Né en 1970 à Boufarik (où il a été abattu vendredi), Antar Zouabri est issu d’une famille nombreuse, dont plusieurs membres avaient milité au Front Islamique du Salut (FIS).
Dans les années 1990, il intègre le GIA, dont font alors partie son frère Ali, tué en 1993, et sa soeur Zohra, actuellement emprisonnée. Dès le départ, Antar Zouabri inspire la terreur dans les rangs mêmes du réseau, ce qui lui vaut la confiance de son prédécesseur Djamel Zitouni qui le place finalement à ses côtés pour assurer sa protection.
Barbare et cruel, il justifie par la suite sa logique de massacres de civils en qualifiant la population de «mécréante ».
A la tête du GIA à partir de juillet 1996, il élargit peu à peu ses actions terroristes en perpétrant dès 1997 les premiers grands massacres collectifs à Bentahla, Rais, Sidi Yourte et à Relizane. Son mot d’ordre est de faire le plus grand nombre possible de victimes et c’est dans cette logique qu’apparaît l’emploi systématique d’engins explosifs dans les lieux publics.
Chef sanguinaire, dont la tête est mise à prix à partir de mai 1997, Zouabri bénéficie cependant d’une autorité contestée au sein de son réseau et son influence ne s’étend qu’à une partie de l’Algérois. Sa montée en puissance entraîne même en 1998 la création d’un mouvement « dissident », le Groupe Salafiste pour la Prédication et le Combat (GSPC), dirigé par un de ses anciens lieutenants Hassan Hattab.
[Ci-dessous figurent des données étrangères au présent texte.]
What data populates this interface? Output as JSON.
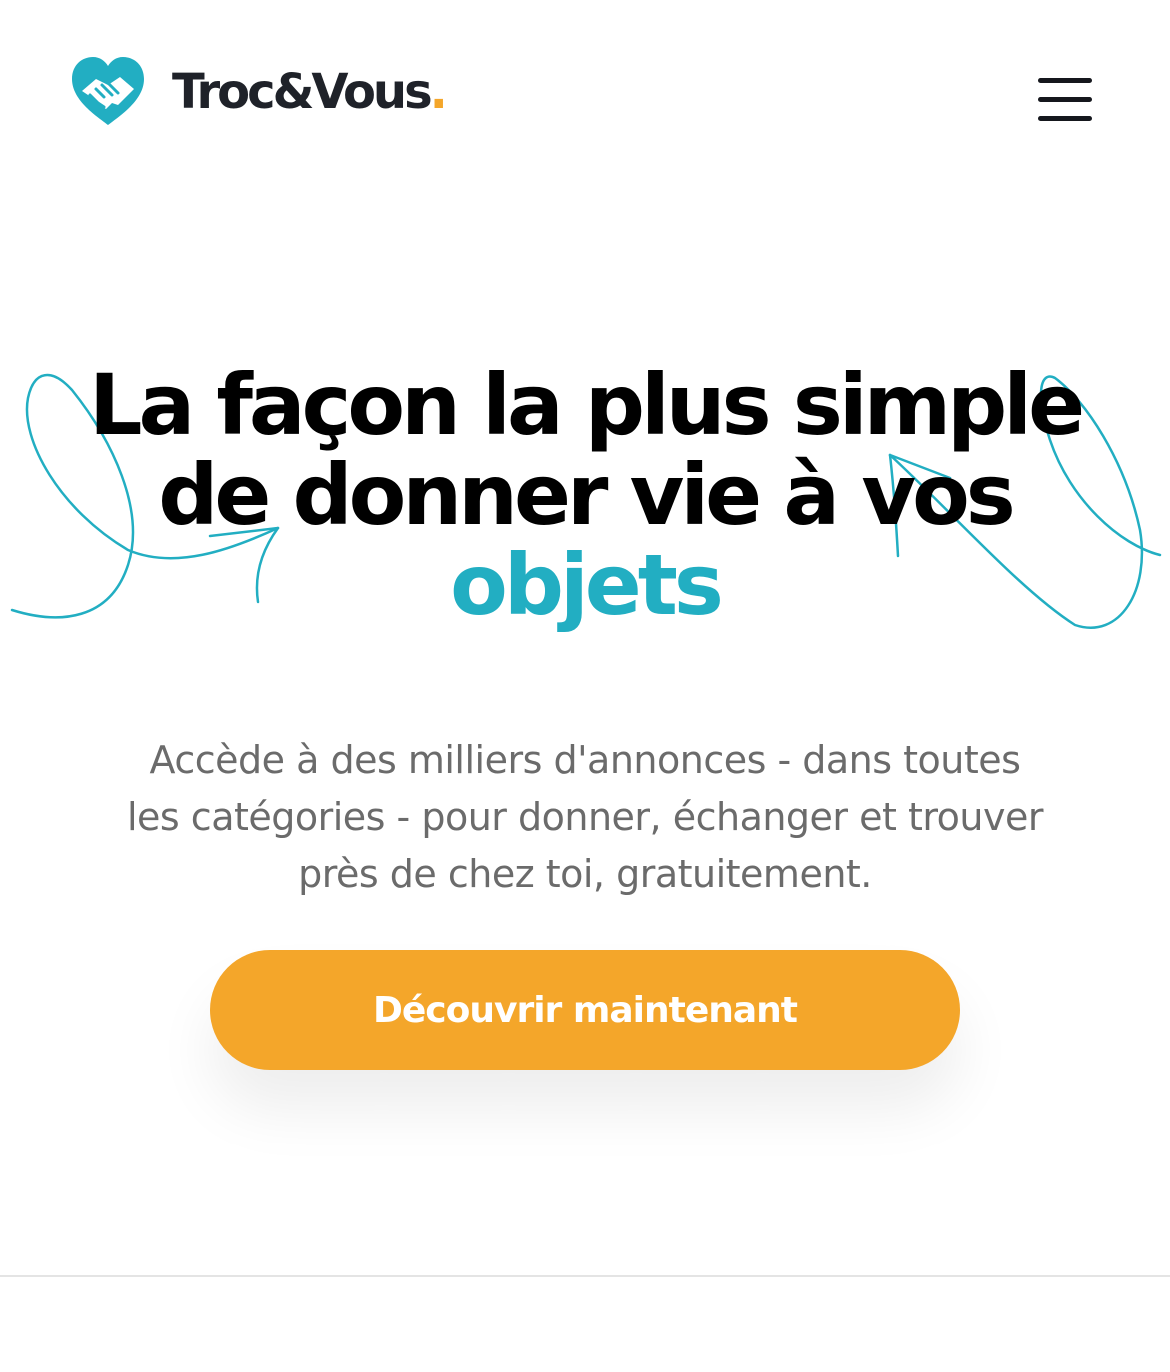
{
  "header": {
    "logo": {
      "brand_name": "Troc&Vous",
      "brand_dot": ".",
      "icon": "heart-handshake-icon"
    },
    "menu_icon": "hamburger-menu-icon"
  },
  "hero": {
    "title_lines": [
      "La façon la plus simple",
      "de donner vie à vos"
    ],
    "title_accent": "objets",
    "description_lines": [
      "Accède à des milliers d'annonces - dans toutes",
      "les catégories - pour donner, échanger et trouver",
      "près de chez toi, gratuitement."
    ],
    "cta_label": "Découvrir maintenant",
    "decorations": [
      "left-arrow-doodle",
      "right-arrow-doodle"
    ]
  },
  "colors": {
    "brand_teal": "#22aec2",
    "brand_orange": "#f4a62a",
    "text_dark": "#000000",
    "text_muted": "#6b6b6b",
    "background": "#ffffff"
  }
}
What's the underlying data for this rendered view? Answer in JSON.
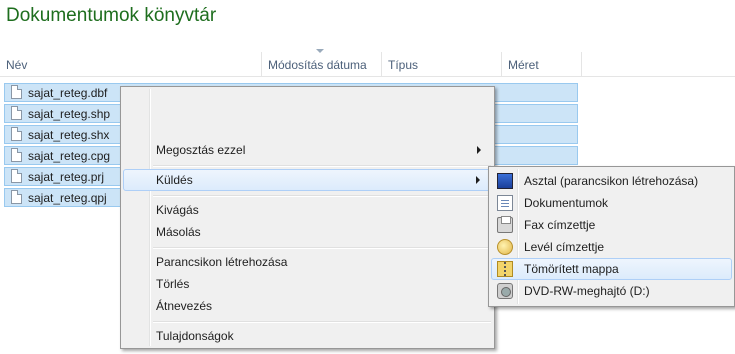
{
  "window": {
    "title": "Dokumentumok könyvtár"
  },
  "columns": [
    "Név",
    "Módosítás dátuma",
    "Típus",
    "Méret"
  ],
  "files": [
    "sajat_reteg.dbf",
    "sajat_reteg.shp",
    "sajat_reteg.shx",
    "sajat_reteg.cpg",
    "sajat_reteg.prj",
    "sajat_reteg.qpj"
  ],
  "context_menu": {
    "share_with": "Megosztás ezzel",
    "send_to": "Küldés",
    "cut": "Kivágás",
    "copy": "Másolás",
    "create_shortcut": "Parancsikon létrehozása",
    "delete": "Törlés",
    "rename": "Átnevezés",
    "properties": "Tulajdonságok"
  },
  "send_to_menu": [
    {
      "label": "Asztal (parancsikon létrehozása)",
      "icon": "desktop-icon"
    },
    {
      "label": "Dokumentumok",
      "icon": "document-icon"
    },
    {
      "label": "Fax címzettje",
      "icon": "fax-icon"
    },
    {
      "label": "Levél címzettje",
      "icon": "mail-icon"
    },
    {
      "label": "Tömörített mappa",
      "icon": "zip-folder-icon"
    },
    {
      "label": "DVD-RW-meghajtó (D:)",
      "icon": "dvd-drive-icon"
    }
  ],
  "highlighted": {
    "main": "Küldés",
    "submenu": "Tömörített mappa"
  }
}
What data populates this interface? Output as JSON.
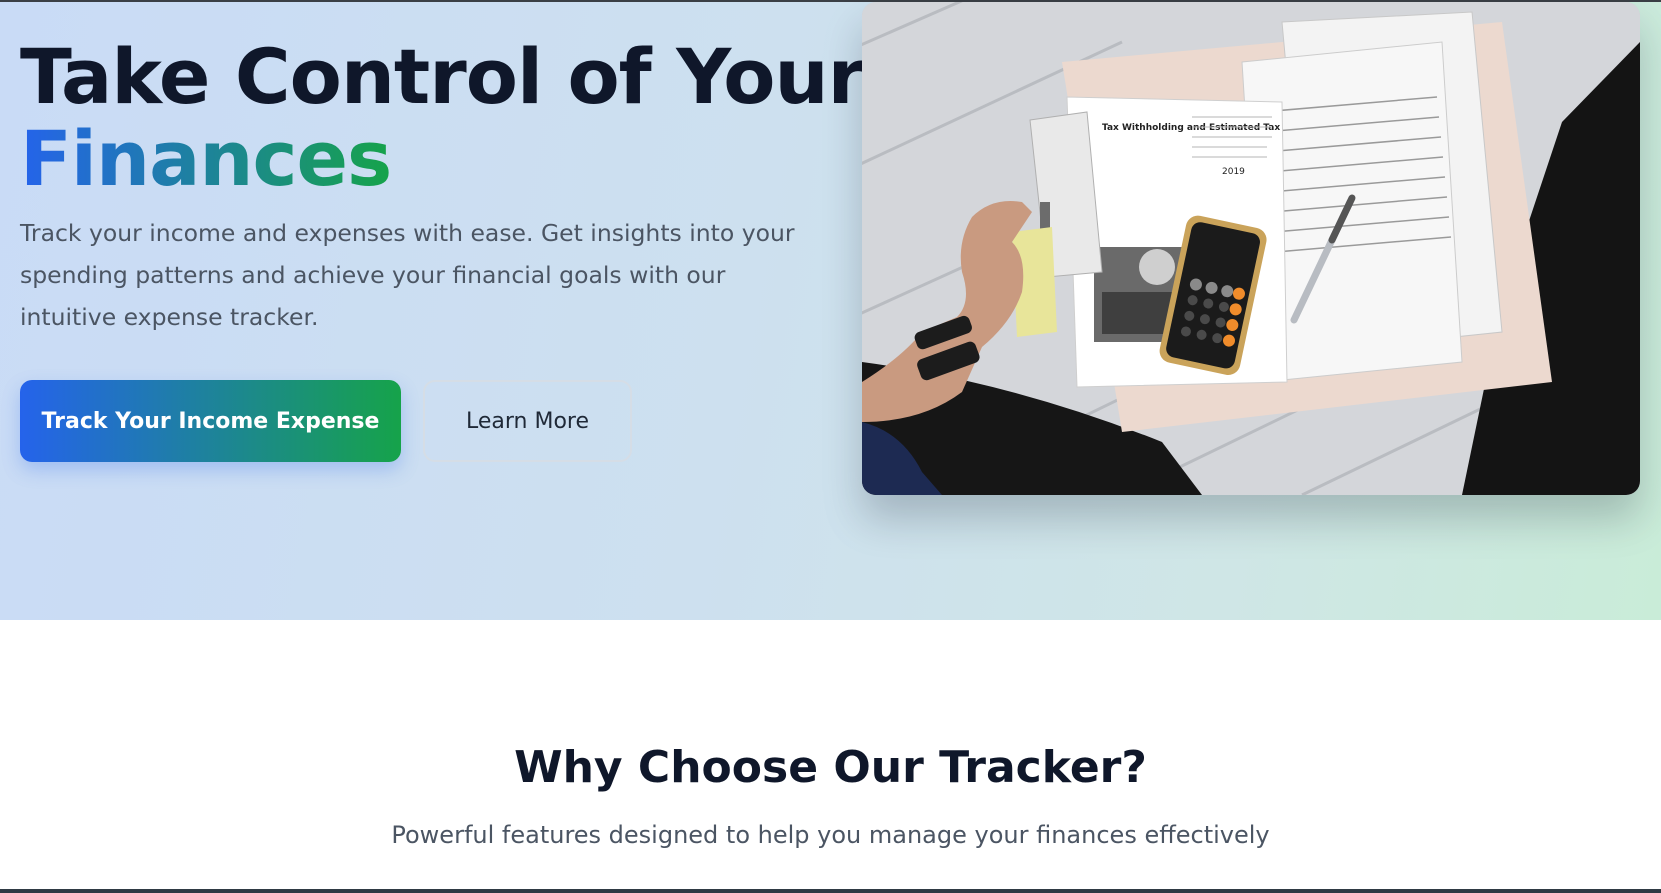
{
  "hero": {
    "title_line1": "Take Control of Your",
    "title_line2": "Finances",
    "description": "Track your income and expenses with ease. Get insights into your spending patterns and achieve your financial goals with our intuitive expense tracker.",
    "primary_button": "Track Your Income Expense",
    "secondary_button": "Learn More",
    "image": {
      "form_title": "Tax Withholding and Estimated Tax",
      "form_year": "2019"
    }
  },
  "features": {
    "title": "Why Choose Our Tracker?",
    "subtitle": "Powerful features designed to help you manage your finances effectively"
  },
  "colors": {
    "gradient_start": "#2563eb",
    "gradient_end": "#16a34a",
    "heading": "#0f172a",
    "body_text": "#4b5563"
  }
}
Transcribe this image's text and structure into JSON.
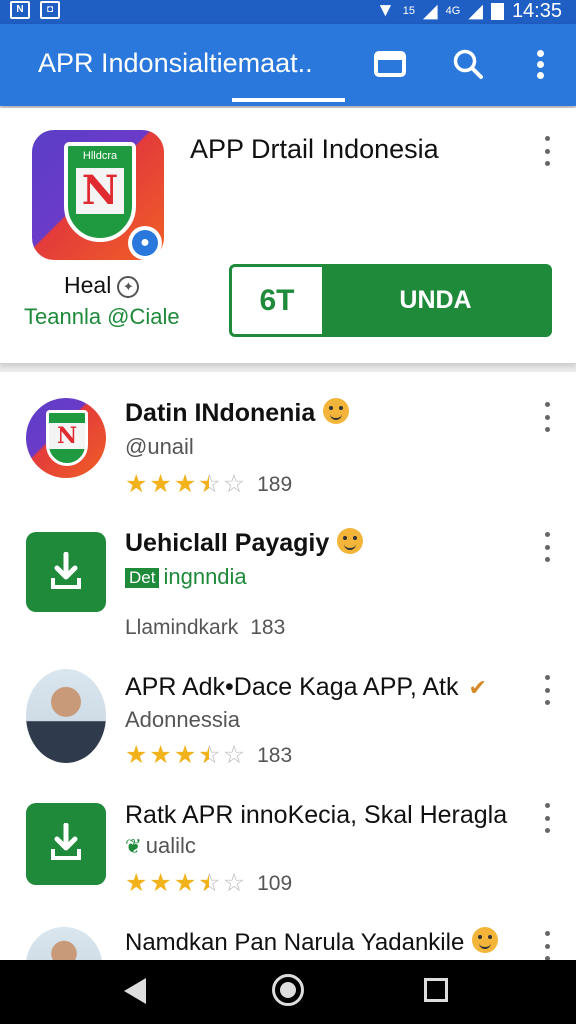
{
  "status_bar": {
    "left_icons": [
      "notification-icon",
      "photo-icon"
    ],
    "right_icons": [
      "wifi-icon",
      "signal-icon",
      "battery-icon"
    ],
    "signal_labels": [
      "15",
      "4G"
    ],
    "time": "14:35"
  },
  "app_bar": {
    "title": "APR Indonsialtiemaat..",
    "icons": [
      "window-icon",
      "search-icon",
      "more-vert-icon"
    ],
    "color": "#2b78dc"
  },
  "detail": {
    "title": "APP Drtail  Indonesia",
    "logo_text": "Hlldcra",
    "logo_letter": "N",
    "publisher": "Heal",
    "subtitle": "Teannla @Ciale",
    "install_icon": "6T",
    "install_label": "UNDA",
    "accent": "#1e8a3a"
  },
  "apps": [
    {
      "title": "Datin INdonenia",
      "subtitle": "@unail",
      "rating": 3.5,
      "count": "189",
      "thumb": "logo",
      "title_bold": true
    },
    {
      "title": "Uehiclall Payagiy",
      "subtitle_badge": "Det",
      "subtitle": "ingnndia",
      "meta_text": "Llamindkark",
      "count": "183",
      "thumb": "download",
      "title_bold": true
    },
    {
      "title": "APR Adk•Dace Kaga APP, Atk",
      "subtitle": "Adonnessia",
      "rating": 3.5,
      "count": "183",
      "thumb": "person",
      "title_bold": false
    },
    {
      "title": "Ratk APR innoKecia, Skal Heragla",
      "subtitle": "ualilc",
      "rating": 3.5,
      "count": "109",
      "thumb": "download",
      "title_bold": false
    },
    {
      "title": "Namdkan Pan Narula Yadankile",
      "thumb": "person",
      "title_bold": false
    }
  ],
  "nav_bar": {
    "icons": [
      "back-icon",
      "home-icon",
      "recents-icon"
    ]
  }
}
Immédiatement après son intronisation, il jure pourtant « fidélité » à la ligne de son prédécesseur et décrète que l’Algérie est une « terre de djihad sur laquelle il n’y a pas de place pour les mécréants ». Il estime par ailleurs que le GIA doit être le seul porte-flambeau du djihad et que tous les autres mouvements islamistes doivent s’y plier sous peine de représailles. Actif surtout dans la plaine agricole de la Mitidja, il est tenu pour responsable d’une bonne partie des massacres qui ont ensanglanté et ensanglantent encore l’Algérie.